A worthwhile read in its entirety, the report set out to engage with both the industry leaders and innovators to understand what are the changes that are really happening, how they impact the various financial services and perhaps more importantly, is this disruption for the betterment of the world economy. Being in a unique position of working with both existing providers as well as some of the new innovators especially in the alternative lending space, Mambu was able to contribute to understanding the trends and speculate on the possible implications.
In all, the report agreed with what we’re seeing as the major trends from the pressure of alternative lending on the overall industry:
- Alternative lenders could successfully move upstream to replace traditional institutions in intermediating prime loans while traditional lenders, restricted by legacy, lose market share
- Traditional institutions and alternative platforms may continue to cater to different classes of investors and borrowers, especially with growing partnerships between smaller traditional institutions and alternative platforms
- Traditional institutions could also transform their processes and technologies, potentially absorbing alternative platforms, to adopt the key features of alternative lending business models
These three paths are already clearly playing out in the market in front of us and in fact, are really the only three ways the industry could develop. However what nobody knows, and the report is unsurprisingly unable to conclude, is to what degree each of these futures will play out and in which markets – both geographically as well as by products and segments. It’s a combination of these changes from the bottom, as well as the larger macro-economic trends that will fundamentally change the financial services ecosystem in the next decade.
In many ways the financial services landscape feels similar to the initial internet excitement in the late nineties. The story was that ‘this changes’ everything, and looking backwards that was absolutely right. Yet those changes took longer to play out and in many ways still feel in their infancy. Google went public four years after the crash, Facebook was founded around that time and went public only a few years ago. The concept of mobile was a non-factor until eight years after the initial internet hype and now is the primary driver for changes. The ‘direct’ economy of AirBnB, Uber and even P2P lending platforms was essentially irrelevant until only a few years ago, well over a decade after the initial ‘hype’ around the internet calmed down.

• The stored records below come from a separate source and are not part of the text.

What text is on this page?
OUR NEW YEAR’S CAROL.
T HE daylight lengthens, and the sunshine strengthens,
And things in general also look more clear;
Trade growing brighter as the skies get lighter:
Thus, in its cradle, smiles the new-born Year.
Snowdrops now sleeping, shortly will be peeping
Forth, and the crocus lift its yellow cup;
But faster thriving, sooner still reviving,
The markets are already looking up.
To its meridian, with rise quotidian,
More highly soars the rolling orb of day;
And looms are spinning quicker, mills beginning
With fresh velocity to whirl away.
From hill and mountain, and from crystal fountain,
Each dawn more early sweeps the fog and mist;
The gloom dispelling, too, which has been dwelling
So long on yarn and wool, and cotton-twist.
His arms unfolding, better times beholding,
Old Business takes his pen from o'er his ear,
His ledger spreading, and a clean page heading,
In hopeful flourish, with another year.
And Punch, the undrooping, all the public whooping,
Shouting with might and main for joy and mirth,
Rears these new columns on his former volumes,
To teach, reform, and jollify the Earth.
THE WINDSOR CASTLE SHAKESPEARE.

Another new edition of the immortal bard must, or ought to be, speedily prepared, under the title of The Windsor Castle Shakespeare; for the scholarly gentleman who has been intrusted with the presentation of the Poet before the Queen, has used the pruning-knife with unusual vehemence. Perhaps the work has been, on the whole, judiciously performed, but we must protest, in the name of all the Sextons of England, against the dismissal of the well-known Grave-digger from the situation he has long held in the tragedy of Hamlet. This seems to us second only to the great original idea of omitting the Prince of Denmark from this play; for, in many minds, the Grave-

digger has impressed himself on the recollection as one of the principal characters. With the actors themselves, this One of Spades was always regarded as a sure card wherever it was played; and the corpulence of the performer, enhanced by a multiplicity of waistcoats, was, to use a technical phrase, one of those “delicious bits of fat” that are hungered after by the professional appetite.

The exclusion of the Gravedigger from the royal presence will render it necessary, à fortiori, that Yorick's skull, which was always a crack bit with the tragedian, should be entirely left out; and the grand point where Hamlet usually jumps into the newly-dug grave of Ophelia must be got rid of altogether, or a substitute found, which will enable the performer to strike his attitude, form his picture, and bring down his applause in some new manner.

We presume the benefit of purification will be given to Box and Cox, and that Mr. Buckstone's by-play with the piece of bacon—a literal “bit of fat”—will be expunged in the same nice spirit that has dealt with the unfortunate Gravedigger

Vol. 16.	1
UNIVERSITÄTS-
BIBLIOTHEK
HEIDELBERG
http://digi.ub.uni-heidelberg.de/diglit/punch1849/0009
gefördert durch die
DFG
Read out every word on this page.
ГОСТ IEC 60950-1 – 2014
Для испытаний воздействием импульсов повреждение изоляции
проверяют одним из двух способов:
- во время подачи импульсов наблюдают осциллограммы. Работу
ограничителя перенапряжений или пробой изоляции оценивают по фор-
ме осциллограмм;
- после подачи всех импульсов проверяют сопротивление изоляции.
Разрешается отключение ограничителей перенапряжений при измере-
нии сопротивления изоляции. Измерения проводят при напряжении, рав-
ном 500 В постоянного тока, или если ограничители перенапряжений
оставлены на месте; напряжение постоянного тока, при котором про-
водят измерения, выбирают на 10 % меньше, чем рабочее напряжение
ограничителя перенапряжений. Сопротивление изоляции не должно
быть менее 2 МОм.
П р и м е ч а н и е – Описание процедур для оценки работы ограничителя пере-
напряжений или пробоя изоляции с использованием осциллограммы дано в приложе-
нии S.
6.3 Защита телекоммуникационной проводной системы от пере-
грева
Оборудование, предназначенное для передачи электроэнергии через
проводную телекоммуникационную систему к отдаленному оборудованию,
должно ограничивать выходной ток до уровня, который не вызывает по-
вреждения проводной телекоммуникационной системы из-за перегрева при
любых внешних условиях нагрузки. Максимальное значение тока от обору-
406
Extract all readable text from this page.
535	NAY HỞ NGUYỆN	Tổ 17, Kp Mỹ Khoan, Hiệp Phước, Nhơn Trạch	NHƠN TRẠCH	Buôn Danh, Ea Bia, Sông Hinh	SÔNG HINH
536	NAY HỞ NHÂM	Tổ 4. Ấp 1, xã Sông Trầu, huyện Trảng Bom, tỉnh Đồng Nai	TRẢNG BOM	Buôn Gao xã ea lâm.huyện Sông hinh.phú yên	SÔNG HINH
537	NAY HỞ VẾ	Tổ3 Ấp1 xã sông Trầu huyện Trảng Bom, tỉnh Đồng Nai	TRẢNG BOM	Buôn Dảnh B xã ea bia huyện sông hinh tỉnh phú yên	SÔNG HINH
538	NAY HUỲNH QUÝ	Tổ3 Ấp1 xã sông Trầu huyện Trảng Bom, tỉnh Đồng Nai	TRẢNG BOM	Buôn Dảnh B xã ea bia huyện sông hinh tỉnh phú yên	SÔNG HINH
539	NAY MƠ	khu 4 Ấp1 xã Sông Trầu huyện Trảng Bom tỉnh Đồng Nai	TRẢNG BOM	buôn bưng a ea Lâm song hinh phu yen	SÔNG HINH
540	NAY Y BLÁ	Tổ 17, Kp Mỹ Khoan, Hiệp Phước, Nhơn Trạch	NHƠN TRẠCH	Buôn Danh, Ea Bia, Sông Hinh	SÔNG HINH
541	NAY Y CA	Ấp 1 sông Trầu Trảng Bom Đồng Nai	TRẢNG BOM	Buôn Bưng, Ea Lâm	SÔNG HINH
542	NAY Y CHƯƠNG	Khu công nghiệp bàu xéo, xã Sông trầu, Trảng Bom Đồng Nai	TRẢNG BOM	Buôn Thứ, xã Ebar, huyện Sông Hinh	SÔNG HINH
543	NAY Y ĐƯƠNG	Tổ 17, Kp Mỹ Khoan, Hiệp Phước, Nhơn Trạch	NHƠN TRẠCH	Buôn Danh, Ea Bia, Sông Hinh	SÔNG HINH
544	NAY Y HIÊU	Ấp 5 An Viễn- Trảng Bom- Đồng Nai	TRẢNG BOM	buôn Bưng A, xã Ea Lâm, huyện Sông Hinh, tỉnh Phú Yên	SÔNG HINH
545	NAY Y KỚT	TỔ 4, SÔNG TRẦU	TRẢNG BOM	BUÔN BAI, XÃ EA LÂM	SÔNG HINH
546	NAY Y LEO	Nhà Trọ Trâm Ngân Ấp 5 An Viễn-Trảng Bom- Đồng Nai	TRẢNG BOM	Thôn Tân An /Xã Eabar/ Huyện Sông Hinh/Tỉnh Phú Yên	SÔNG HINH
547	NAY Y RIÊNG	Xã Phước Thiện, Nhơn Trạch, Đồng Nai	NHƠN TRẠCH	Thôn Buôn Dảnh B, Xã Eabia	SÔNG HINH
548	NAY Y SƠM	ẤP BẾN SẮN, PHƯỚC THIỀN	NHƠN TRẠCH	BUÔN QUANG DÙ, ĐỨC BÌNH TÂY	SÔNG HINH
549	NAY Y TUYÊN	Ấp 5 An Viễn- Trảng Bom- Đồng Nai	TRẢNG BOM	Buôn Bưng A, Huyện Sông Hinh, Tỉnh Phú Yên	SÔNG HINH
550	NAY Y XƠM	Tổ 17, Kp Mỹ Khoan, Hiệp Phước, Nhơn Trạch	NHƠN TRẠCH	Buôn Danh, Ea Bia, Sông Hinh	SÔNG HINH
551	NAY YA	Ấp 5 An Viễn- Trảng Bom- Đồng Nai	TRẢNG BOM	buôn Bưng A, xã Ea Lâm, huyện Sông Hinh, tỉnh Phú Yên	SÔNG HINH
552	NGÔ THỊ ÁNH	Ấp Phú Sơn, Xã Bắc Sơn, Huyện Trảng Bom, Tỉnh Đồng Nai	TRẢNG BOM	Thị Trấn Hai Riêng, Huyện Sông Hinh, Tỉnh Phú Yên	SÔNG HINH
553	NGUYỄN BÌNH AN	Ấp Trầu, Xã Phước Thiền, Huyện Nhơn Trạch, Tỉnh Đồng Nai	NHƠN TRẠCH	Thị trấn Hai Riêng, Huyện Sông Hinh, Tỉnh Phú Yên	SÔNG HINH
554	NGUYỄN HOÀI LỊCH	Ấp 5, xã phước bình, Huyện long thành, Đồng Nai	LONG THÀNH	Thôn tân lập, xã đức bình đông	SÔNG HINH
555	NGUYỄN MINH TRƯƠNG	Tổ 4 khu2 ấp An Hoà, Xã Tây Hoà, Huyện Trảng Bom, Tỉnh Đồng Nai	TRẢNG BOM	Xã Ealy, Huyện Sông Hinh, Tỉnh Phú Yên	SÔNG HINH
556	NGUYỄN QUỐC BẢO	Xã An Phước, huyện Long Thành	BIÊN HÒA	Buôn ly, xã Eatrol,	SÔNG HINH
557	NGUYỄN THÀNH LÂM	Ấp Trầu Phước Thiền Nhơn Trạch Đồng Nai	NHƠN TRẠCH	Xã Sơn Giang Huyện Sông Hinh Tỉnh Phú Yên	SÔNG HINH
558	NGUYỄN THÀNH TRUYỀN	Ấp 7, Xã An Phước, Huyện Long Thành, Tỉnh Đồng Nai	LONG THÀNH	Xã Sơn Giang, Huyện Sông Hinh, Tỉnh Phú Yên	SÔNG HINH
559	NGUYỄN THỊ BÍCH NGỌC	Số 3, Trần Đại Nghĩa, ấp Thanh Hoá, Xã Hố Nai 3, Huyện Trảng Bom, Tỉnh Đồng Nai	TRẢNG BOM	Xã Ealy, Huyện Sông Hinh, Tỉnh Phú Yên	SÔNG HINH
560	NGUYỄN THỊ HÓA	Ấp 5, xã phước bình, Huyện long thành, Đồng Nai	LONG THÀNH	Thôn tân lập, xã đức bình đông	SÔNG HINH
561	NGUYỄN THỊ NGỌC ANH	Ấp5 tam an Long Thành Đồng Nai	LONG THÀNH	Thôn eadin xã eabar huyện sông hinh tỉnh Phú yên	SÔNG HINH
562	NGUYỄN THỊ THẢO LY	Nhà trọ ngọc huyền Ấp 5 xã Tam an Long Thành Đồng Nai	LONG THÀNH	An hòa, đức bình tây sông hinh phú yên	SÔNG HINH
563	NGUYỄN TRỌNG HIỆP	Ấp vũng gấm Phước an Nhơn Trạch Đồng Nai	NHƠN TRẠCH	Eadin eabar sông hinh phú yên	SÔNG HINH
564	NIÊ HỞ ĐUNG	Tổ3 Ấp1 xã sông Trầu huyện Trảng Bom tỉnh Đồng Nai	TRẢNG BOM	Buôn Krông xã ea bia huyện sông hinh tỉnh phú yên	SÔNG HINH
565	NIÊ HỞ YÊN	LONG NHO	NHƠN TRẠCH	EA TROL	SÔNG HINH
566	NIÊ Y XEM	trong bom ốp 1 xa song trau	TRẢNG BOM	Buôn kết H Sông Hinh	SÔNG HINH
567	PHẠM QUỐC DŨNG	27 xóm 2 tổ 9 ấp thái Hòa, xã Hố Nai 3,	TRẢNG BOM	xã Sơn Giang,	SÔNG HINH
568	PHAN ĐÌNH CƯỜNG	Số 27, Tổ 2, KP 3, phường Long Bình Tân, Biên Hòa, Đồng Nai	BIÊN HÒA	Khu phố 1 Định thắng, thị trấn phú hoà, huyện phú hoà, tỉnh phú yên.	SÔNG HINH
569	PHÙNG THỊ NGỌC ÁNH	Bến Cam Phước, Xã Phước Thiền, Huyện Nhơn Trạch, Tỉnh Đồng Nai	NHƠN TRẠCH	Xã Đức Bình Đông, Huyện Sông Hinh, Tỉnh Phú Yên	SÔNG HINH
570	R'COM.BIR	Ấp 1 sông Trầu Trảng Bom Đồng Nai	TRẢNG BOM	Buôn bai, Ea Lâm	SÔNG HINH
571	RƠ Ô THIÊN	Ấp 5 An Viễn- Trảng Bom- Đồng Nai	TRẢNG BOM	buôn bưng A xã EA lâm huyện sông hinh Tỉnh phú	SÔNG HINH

The world of financial services is more constrained and more simple that these other industries. It is also more conservative, more regulated and tied deeper to major economic and political trends. The WEC report certainly sheds light on the changes that are happening and the different ways they play out but also goes to show just how little idea we have about what this landscape will really look like. The only thing that’s becoming about the future is that it will be technology driven, more transparent, offer more choice and be more inclusive. That’s something worth supporting.